I don’t know who came up with these two classic tourist tips, but they’re always worth repeating. One, bus routes 32 and 36 will take you on a sightseeing safari for just $1.70. The trip winds by the Capitol, the Mall, Georgetown and the National Cathedral. Two, if you’re visiting the zoo, get off the train at Cleveland Park so you can walk downhill to the entrance. When you’ve had your fill of panda sightings, continue on down the slope to the Woodley Park-Zoo station. You’ll save up energy to walk more later.
Speaking of which, don’t be afraid to hoof it downtown. Most of the stops are clustered, and it can be much quicker just to get off the train than to switch lines to get a block or two closer to your destination.
Want to save cash? Don’t take Metro during rush hour. You probably stared at that fare chart and couldn’t decipher it — sorry about that — but the upshot is that trips during popular commuting times cost more. And when we’re heading to the office or coming home after a long day, we locals aren’t particularly friendly. So stay at the National Portrait Gallery until closing time, or linger over a drink and you can avoid nastiness and surcharges.
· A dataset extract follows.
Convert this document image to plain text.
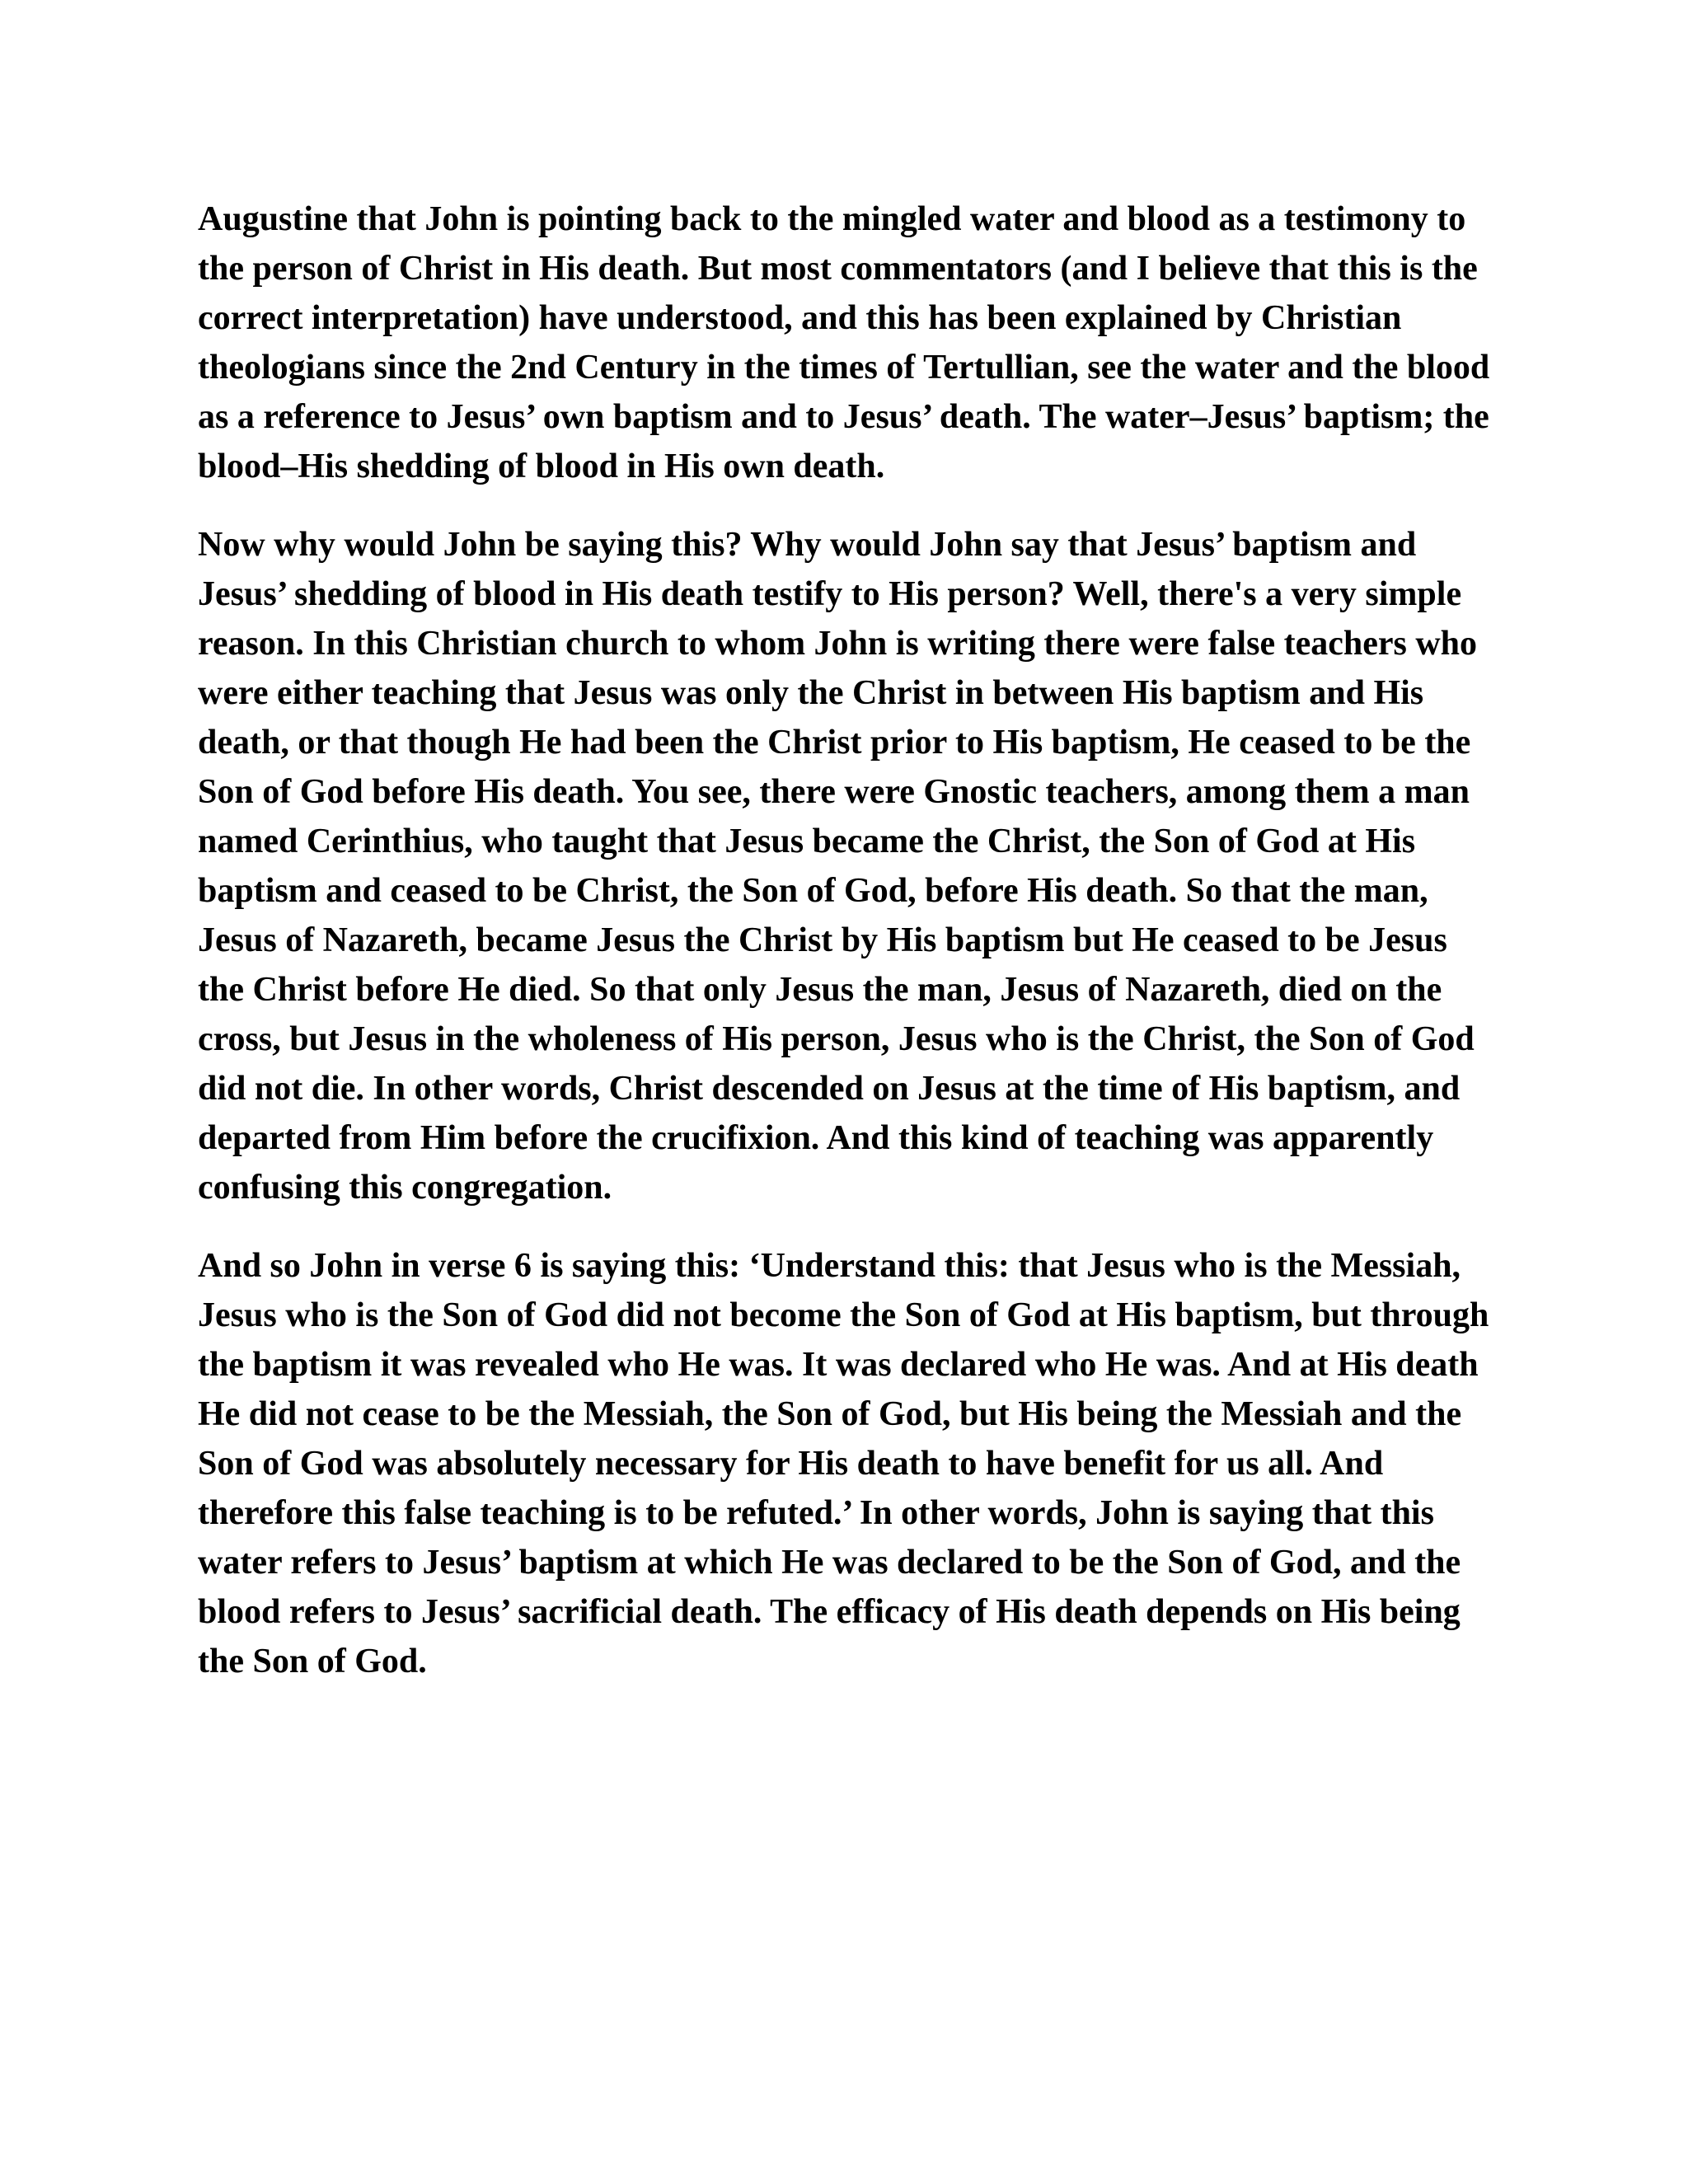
Augustine that John is pointing back to the mingled water and blood as a testimony to the person of Christ in His death. But most commentators (and I believe that this is the correct interpretation) have understood, and this has been explained by Christian theologians since the 2nd Century in the times of Tertullian, see the water and the blood as a reference to Jesus’ own baptism and to Jesus’ death. The water–Jesus’ baptism; the blood–His shedding of blood in His own death.

Now why would John be saying this? Why would John say that Jesus’ baptism and Jesus’ shedding of blood in His death testify to His person? Well, there's a very simple reason. In this Christian church to whom John is writing there were false teachers who were either teaching that Jesus was only the Christ in between His baptism and His death, or that though He had been the Christ prior to His baptism, He ceased to be the Son of God before His death. You see, there were Gnostic teachers, among them a man named Cerinthius, who taught that Jesus became the Christ, the Son of God at His baptism and ceased to be Christ, the Son of God, before His death. So that the man, Jesus of Nazareth, became Jesus the Christ by His baptism but He ceased to be Jesus the Christ before He died. So that only Jesus the man, Jesus of Nazareth, died on the cross, but Jesus in the wholeness of His person, Jesus who is the Christ, the Son of God did not die. In other words, Christ descended on Jesus at the time of His baptism, and departed from Him before the crucifixion. And this kind of teaching was apparently confusing this congregation.

And so John in verse 6 is saying this: ‘Understand this: that Jesus who is the Messiah, Jesus who is the Son of God did not become the Son of God at His baptism, but through the baptism it was revealed who He was. It was declared who He was. And at His death He did not cease to be the Messiah, the Son of God, but His being the Messiah and the Son of God was absolutely necessary for His death to have benefit for us all. And therefore this false teaching is to be refuted.’ In other words, John is saying that this water refers to Jesus’ baptism at which He was declared to be the Son of God, and the blood refers to Jesus’ sacrificial death. The efficacy of His death depends on His being the Son of God.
Another way to mollify the masses: Step aside and let them pass through the fare gates before you. Most of us have SmarTrip cards that let us fly though the system (sorta like E-ZPass on the highway). You probably don’t, and getting an entire family with paper fare cards through Metro’s gates can take an eternity. So while you’re waiting for Junior to figure out how to join you on the inside, take some photos. Then you’ll have proof to show your pals back home that you’ve conquered D.C.’s subway system.